‘World’s Oldest Animal Fossil’ Found in Madhya Pradesh is Not What You Would Expect

‘World’s Oldest Animal Fossil’ Found in Madhya Pradesh is Not What You Would Expect

It was in 2021 that a 550-million-year-old Indian Dickinsonia fossil, an ancient marine animal, was discovered in the Bhimbetka reserve near Bhopal, Madhya Pradesh. At that time, fossils were recorded at 570 million years. However, after two years, the bone became something else!

Fossil The oldest animal on Earth isn’t even a fossil

The fossil, which caused great interest and was covered by the international media, was later revealed to be an impression of a collapsed beehive and not a real fossil.

The Vindhyan Supergroup, one of the world’s largest basins and the repository of more than a billion years of Earth’s history, has been the site of many mysterious discoveries that help explain how life lived there. . The oldest in the world started and started, as said. a statement from the Department of Science and Technology. A group of Ediacaran paleontologists from the Birbal Sahni Institute of Paleosciences (BSIP) were inspired to look and continue looking for another similar fossil after discovering an Ediacaran fossil from an American scientific park.

The reason for this is that the Edicaran fossils, which are believed to be the oldest creatures that lived on the planet about 550 million years ago, are of great interest to paleontologists and biologists. all over the world.

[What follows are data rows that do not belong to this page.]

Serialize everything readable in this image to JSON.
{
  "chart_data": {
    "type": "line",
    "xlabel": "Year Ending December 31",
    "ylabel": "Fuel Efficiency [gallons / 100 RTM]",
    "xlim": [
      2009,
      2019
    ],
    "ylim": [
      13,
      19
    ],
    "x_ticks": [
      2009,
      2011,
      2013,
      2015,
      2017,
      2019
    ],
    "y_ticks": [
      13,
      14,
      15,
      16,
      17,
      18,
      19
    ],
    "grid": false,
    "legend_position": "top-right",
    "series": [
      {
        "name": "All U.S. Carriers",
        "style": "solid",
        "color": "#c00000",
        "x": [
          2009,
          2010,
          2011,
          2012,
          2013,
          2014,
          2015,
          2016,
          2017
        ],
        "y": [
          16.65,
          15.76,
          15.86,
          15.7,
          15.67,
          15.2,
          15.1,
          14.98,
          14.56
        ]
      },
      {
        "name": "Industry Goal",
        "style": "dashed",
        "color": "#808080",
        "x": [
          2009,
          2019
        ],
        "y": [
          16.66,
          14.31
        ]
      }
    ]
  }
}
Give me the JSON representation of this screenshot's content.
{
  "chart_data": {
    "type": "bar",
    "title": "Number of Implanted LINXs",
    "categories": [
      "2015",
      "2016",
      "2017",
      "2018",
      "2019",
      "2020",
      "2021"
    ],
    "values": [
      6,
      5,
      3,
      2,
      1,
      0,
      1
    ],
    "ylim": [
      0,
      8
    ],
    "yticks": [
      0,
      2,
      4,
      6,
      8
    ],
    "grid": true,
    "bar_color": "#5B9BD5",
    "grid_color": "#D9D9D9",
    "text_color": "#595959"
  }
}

That’s how they found out that it was a cowshed.

A team of scientists visited the site and analyzed the Fossil Dickinsonia tenuis, an important Ediacaran fossil (the oldest animal), which was discovered in the preservation of the Bhimbetka Cave, a UNESCO World Heritage Site, in 2021.

Unlike fossils, which are usually deposited in the stratification plane of rock strata, the specimen is not completely preserved in the stratification plane, as the researchers conducted a field survey where the sculpture would have been found. . The bedding planes and cross-cut faces of the Maihar sandstone outcrop have intact parts.

In one plane of garbage, even alive and dead, alive and dead, honey hives found. This evidence proves that Dickinsonia was misidentified as the reported fossil.